Last year, the European Union agreed upon pan-European crowdfunding rules designed to harmonize the environment for online securities offerings across all member states. Currently, each member state handles online capital formation in a different manner, regulated by national authorities thus undermining the potential for cross-border securities offerings and more efficient funding rounds. The harmonization has been described as a big win for the investment crowdfunding industry and issuers may soon raise (November) up to €5 million from 28 different member states with the backing of retail investors.
As the regulation states, any “European Crowdfunding Service Provider” or “ECSP” must receive regulatory approval from the “national competent authority” (NCA) of the member state in which they are established to list securities offerings. ECSP’s will then be able to compete across the EU and provide cross-border crowdfunding services via a notification procedure.
Supervision will be carried out by national authorities and with the European Securities and Markets Authority (ESMA) coordinating cooperation between EU member states.
At the end of last month, ESMA closed a consultation on regulating ECSPs with an expectation that standards will be adopted by the European Commission on November 10, 2021, with some additional standards following on May 10, 2022.
While the objective clearly makes sense and aligns with the mission of a single market, nuances within each individual jurisdiction may make some member states less desirable than others for ECSPs to operate and issue securities.
This past week, the Netherlands issued draft plans for the implementation and execution of crowdfunding. The approach by Dutch regulators may make the country less competitive when it comes to online capital formation be it equity offerings or debt financing, at least according to one industry insider.
Ronald Kleverlaan, Chairman, Stichting MKB Financiering & Director of the European Centre for Alternative Finance at Utrecht University, is an individual who is deeply engaged in the ECSP regulatory process. He shared his thoughts on the Dutch proposal with Crowdfund Insider:
“As mentioned [recently], the Dutch Ministry of Finance has published their proposal for implementing the ECSP regulation in Dutch Financial law. Most shocking is the (high) costs for crowdfunding platforms to apply for a license.

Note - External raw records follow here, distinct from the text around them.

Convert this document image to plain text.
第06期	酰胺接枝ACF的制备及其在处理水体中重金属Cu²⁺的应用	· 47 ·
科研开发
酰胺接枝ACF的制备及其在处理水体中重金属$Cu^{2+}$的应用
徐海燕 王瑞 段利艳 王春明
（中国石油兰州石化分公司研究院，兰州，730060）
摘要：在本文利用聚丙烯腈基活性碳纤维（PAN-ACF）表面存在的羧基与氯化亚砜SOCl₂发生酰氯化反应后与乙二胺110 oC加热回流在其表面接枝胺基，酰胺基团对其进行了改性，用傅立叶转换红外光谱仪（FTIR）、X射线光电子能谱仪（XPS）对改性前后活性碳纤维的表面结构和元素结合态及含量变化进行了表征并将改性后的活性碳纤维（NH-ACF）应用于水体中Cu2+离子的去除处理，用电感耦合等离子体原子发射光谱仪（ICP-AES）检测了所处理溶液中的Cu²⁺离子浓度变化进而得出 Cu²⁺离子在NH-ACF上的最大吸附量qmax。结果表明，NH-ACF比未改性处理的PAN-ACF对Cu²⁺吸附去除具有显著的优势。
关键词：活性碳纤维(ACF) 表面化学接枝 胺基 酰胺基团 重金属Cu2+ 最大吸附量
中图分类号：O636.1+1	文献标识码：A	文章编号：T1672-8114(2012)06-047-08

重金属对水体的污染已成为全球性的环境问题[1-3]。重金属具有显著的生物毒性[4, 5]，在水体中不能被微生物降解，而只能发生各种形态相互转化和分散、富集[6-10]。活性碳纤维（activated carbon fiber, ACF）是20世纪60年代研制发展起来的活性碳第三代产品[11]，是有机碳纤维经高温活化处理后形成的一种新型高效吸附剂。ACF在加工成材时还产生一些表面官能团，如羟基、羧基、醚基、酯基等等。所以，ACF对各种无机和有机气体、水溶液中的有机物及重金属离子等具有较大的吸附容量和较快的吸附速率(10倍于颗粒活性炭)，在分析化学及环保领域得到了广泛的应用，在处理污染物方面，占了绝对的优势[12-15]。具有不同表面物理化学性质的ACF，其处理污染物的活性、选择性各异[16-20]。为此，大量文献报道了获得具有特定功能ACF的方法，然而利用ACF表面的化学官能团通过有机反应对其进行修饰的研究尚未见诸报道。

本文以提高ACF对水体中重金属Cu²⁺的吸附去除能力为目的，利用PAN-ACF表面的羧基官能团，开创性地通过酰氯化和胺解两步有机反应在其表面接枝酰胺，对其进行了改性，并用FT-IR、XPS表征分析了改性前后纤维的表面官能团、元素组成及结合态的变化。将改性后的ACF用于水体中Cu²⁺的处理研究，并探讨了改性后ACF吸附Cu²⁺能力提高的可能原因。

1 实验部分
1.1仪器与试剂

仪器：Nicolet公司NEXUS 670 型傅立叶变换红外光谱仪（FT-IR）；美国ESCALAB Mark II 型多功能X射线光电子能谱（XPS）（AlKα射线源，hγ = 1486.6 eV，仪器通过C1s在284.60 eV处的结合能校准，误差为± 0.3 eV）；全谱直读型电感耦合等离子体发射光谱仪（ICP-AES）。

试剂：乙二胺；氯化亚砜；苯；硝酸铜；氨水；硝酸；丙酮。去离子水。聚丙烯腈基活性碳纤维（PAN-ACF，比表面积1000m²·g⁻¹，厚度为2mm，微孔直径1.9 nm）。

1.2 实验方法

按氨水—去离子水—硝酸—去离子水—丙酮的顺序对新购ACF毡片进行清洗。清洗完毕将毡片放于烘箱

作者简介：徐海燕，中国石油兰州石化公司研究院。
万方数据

Costs for a crowdfunding platform can be up to €100k, excluding legal advisory costs. This is only for the (one-time) application process. On top of this, additional yearly costs are expected.
Because ECSP regulation is a European regulation, these high supervisory costs could mean that Dutch crowdfunding platforms will apply for a license in another country and still offer their services in The Netherlands.”
The Netherlands is not alone in taking a regulatory approach that may stifle crowdfunding platforms in the EU. Germany has announced regulations that have been panned by industry insiders.
As it stands now, certain liability rules for platform principles and the fact that GmbH shares (limited liability firms) are not included in the rules, Germany may hobble investment crowdfunding in Europes largest economy.
Last month, Uli Fricke, Deputy Chairwoman of the German Crowdfunding Association (Bundesverband Crowdfunding), stated:
“The current implementation of the SchwarmfinanzierungsbegleitG contradicts the goal of the ESCP-VO and puts German companies at a disadvantage compared to their European competitors. In essential points, the proposals of the grand coalition contradict the idea of the ECSP regulation: to create uniform conditions for companies that can carry out crowdfunding campaigns across Europe.”
At that time, a report in the Frankfurter Allgemeine labeled the German policy a “disaster” stating that “what the EU gives, the [German] federal government takes [away].”
Of course, individual member states enacting policy that stifles an emerging industry may benefit other countries that are more interested in boosting entrepreneurship and facilitating capital formation. Some industry insiders see an opportunity for scrappy baltic states, or other EU countries, to benefit from an opportunity for regulatory arbitrage.
It is not completely clear as to why certain EU countries may create rules counter to the spirit of the goal of harmonization and the single market. Perhaps in Germany, federal authorities are still feeling the pain of the spectacular collapse of Wirecard – once a vaunted Fintech and now no more having imploded due to fraud. Or maybe public officials simply do not have the experience or knowledge of the venture capital sector to understand its key function in raising funding for early-stage ventures and supporting entrepreneurship.
As the ESMA is still working through its role as a European regulator of ECSPs, things can still change. Or maybe more agile countries will step it up and decide to play a bigger role in the securities crowdfunding sector.